Saturday, January 7, 2017: 1:30 PM
Centennial Ballroom B (Hyatt Regency Denver)
Sakina Hughes, University of Southern Indiana
Black entertainers in Progressive Era variety shows, circuses and minstrel shows were some of the earliest African Americans to regularly (and voluntarily) tour the country and traverse the globe.  As their tours stretched across the Pacific, entertainers gained wider perspectives on race and formed new relationships—both collaborative and contentious—with Indigenous peoples.  Encounters with international and Indigenous audiences sparked artistic, entrepreneurial, and political enterprises, while sometimes advancing U.S. imperial projects.  These encounters give rise to transnational expressions of blackness, birth new African American relationships to colonialism, and refute African American postures of innocence in regards to indigenous peoples. 
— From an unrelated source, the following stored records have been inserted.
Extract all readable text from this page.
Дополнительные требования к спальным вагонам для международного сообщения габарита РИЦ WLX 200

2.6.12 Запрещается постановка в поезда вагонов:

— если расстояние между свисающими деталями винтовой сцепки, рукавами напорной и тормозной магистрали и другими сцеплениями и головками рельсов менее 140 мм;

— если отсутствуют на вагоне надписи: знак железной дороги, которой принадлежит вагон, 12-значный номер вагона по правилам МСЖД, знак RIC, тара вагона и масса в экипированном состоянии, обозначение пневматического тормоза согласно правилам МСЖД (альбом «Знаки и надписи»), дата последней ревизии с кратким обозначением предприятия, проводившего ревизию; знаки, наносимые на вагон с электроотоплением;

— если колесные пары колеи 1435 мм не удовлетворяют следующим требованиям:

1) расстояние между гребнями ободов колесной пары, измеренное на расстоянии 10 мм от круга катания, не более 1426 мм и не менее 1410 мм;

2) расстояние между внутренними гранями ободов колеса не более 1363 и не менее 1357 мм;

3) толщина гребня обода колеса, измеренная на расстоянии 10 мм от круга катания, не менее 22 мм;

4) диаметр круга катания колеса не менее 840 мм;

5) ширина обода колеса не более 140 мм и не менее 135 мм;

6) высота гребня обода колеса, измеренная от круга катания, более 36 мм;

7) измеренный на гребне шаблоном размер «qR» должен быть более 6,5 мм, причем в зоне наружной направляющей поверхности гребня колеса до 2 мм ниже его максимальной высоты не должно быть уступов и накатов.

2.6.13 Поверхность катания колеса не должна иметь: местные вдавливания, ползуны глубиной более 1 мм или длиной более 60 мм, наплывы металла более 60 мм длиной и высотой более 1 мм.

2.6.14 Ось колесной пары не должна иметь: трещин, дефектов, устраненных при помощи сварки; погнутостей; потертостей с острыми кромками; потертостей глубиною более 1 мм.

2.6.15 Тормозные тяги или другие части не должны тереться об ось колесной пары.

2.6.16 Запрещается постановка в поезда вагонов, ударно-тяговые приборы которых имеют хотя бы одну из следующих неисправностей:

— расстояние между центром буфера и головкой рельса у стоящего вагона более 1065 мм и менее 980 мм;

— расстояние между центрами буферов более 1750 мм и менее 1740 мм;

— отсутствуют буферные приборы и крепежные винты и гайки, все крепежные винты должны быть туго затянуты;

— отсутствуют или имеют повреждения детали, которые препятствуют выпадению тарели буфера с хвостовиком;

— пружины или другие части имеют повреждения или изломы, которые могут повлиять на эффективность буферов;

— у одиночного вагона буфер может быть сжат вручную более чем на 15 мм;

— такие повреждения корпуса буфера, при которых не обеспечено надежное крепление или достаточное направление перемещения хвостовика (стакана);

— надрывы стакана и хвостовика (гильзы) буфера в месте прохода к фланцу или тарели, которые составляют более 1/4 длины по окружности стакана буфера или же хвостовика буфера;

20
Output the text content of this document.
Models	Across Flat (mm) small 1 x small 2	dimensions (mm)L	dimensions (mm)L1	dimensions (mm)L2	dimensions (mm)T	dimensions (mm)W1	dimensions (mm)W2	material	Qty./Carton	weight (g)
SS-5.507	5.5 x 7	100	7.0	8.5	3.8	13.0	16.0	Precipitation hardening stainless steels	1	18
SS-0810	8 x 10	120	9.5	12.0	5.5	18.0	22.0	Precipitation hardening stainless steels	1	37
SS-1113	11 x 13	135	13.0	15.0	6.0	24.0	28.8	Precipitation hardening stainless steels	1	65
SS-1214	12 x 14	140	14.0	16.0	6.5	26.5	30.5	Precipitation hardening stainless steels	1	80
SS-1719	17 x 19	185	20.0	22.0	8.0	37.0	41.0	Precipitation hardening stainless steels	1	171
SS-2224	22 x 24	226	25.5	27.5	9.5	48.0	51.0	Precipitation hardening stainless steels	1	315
This talk will consider the circumstances under which Progressive Era black artists built international careers, shaped black culture on national and international stages, and played a role in shaping American relationships to indigenous peoples in the United States and abroad.  In some cases, African American artists use their positions for so-called racial betterment and create meaningful collaborations with Indigenous peoples.  However, this paper also moves beyond African American postures of innocence, showing how some black-run companies represented complicity in American settler colonialism and cultural imperialism. For example, some black artists stressed the comparison between their civilized behavior and Indigenous people’s savagery.  In many ways, traveling artists at the turn of the twentieth century presaged the explosion of black culture and political thought of the New Negro Movement.  This paper will explore some of those encounters that had long-lasting cultural, social and political reverberations.